Le aziende suinicole europee hanno guardato con relativa tranquillità al periodo natalizio, ma per la seconda volta di fila si è registrato un calo dei prezzi.

Questo è stato innescato in particolare dalla richiesta delle imprese di trasformazione tedesche di una massiccia riduzione dei prezzi. Per questo il mercato è apparso abbastanza instabile. I produttori tendevano ad aumentare la disponibilità per le consegne e molti paesi membri dell’UE sono stati colpiti da questo eccesso di offerta.

Il malcontento è ormai diffuso e molti operatori concordano sull’idea che il mercato sarebbe rimasto in equilibrio se le aziende di lavorazione della carne tedesca non avessero volontariamente esercitato una pressione sui prezzi.

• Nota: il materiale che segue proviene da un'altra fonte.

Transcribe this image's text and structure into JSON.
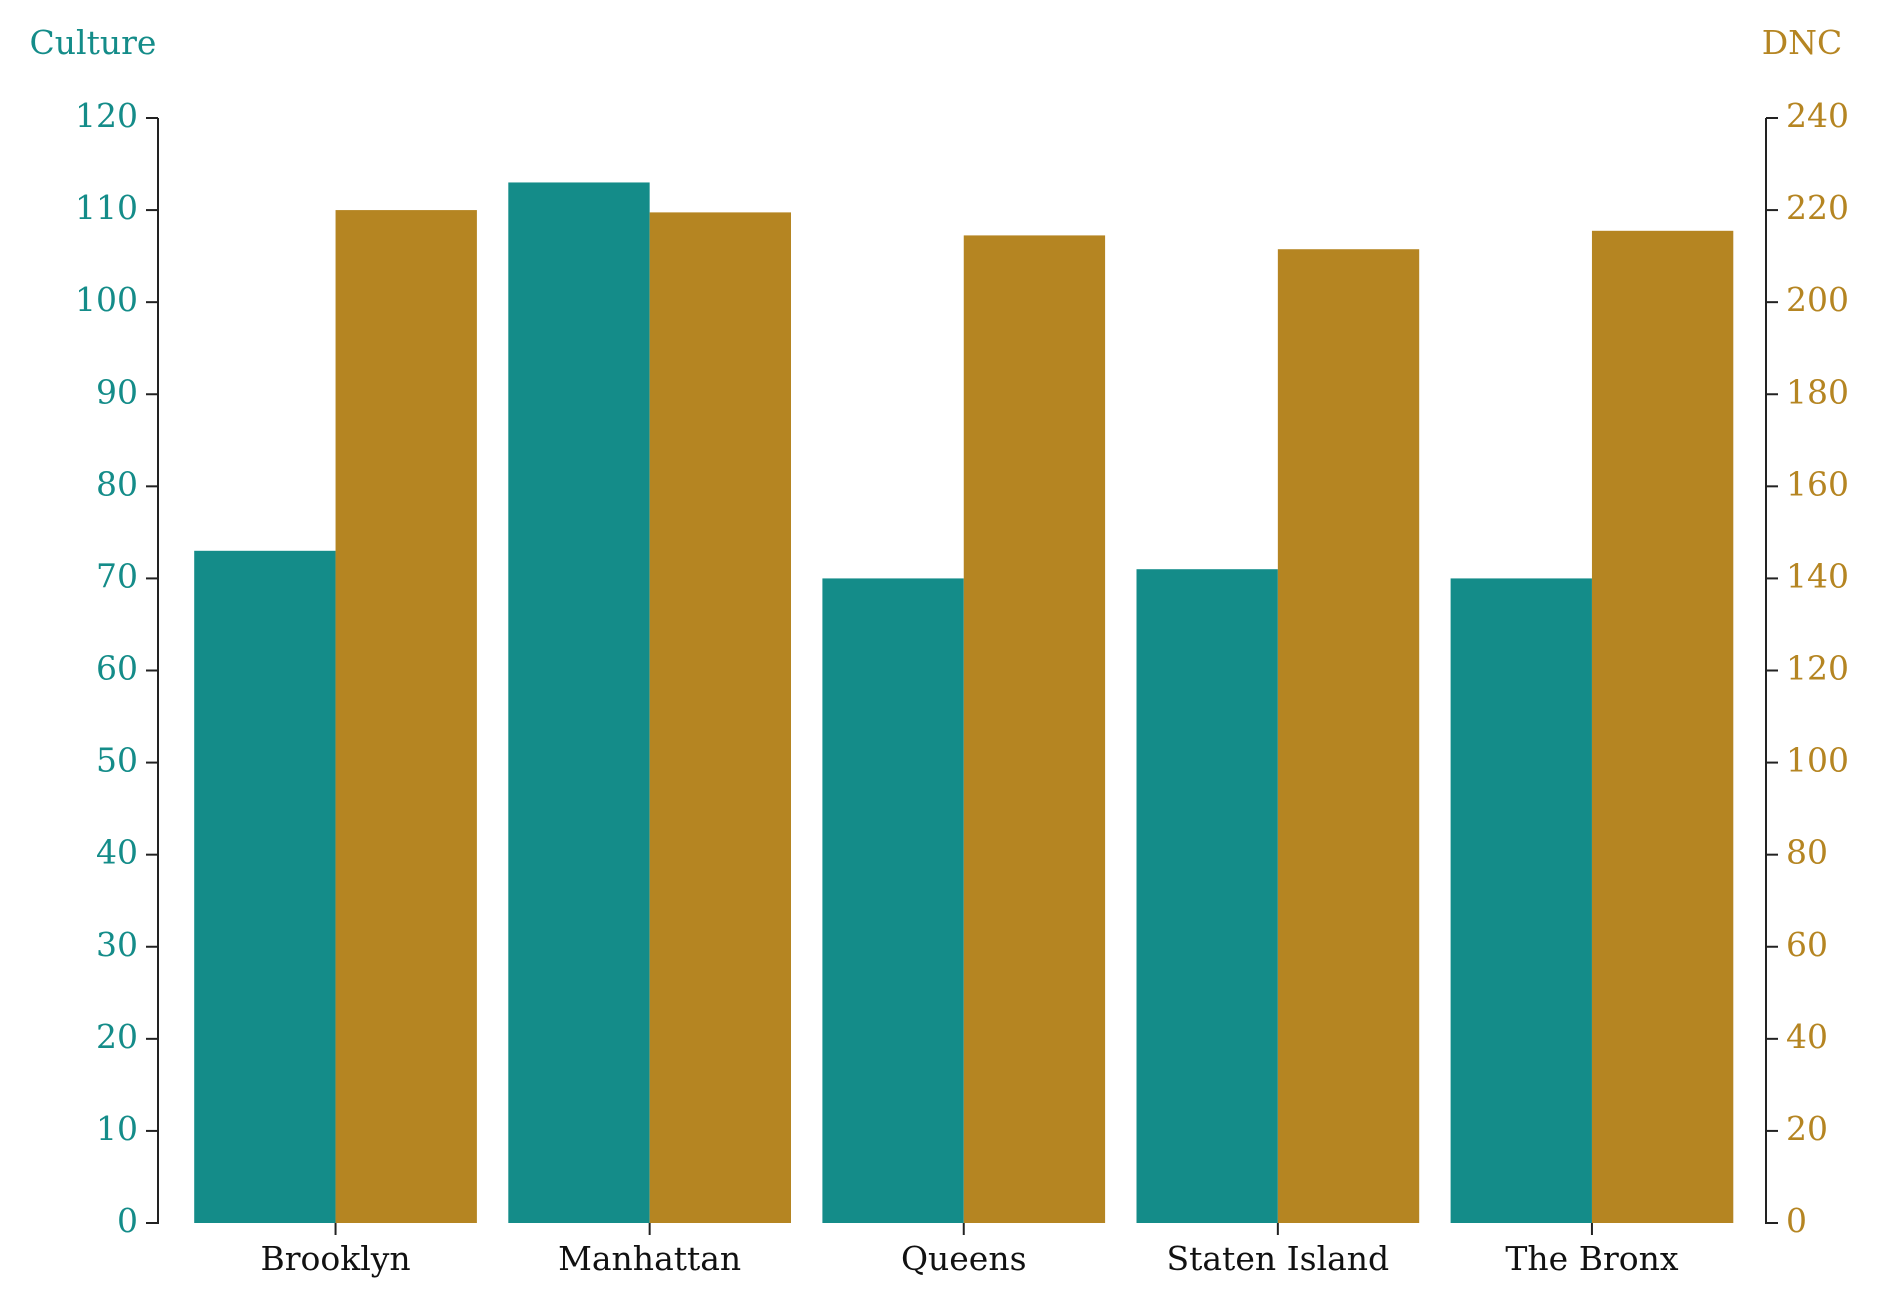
{
  "chart_data": {
    "type": "bar",
    "categories": [
      "Brooklyn",
      "Manhattan",
      "Queens",
      "Staten Island",
      "The Bronx"
    ],
    "y_label": "Culture",
    "y2_label": "DNC",
    "series": [
      {
        "name": "Culture",
        "color": "#148c89",
        "values": [
          73,
          113,
          70,
          71,
          70
        ]
      },
      {
        "name": "DNC",
        "color": "#b58522",
        "axis": "y2",
        "values": [
          220,
          219.5,
          214.5,
          211.5,
          215.5
        ]
      }
    ],
    "ylim": [
      0,
      120
    ],
    "yticks": [
      0,
      10,
      20,
      30,
      40,
      50,
      60,
      70,
      80,
      90,
      100,
      110,
      120
    ],
    "y2lim": [
      0,
      240
    ],
    "y2ticks": [
      0,
      20,
      40,
      60,
      80,
      100,
      120,
      140,
      160,
      180,
      200,
      220,
      240
    ]
  }
}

Dopo i recenti ed eccessivi 8 centesimi di calo riportati in Germania, anche altre quotazioni hanno subito lo stesso effetto. Il mercato austriaco ha cominciato a vacillare in misura idonea a provocare il calo delle quotazioni quasi allo stesso livello.
Osservazioni analoghe sono state effettuate in Belgio.

Altri paesi hanno definito ribassi ancora più moderati. Prezzi stabili sono stati nuovamente riportati in Spagna e in Francia.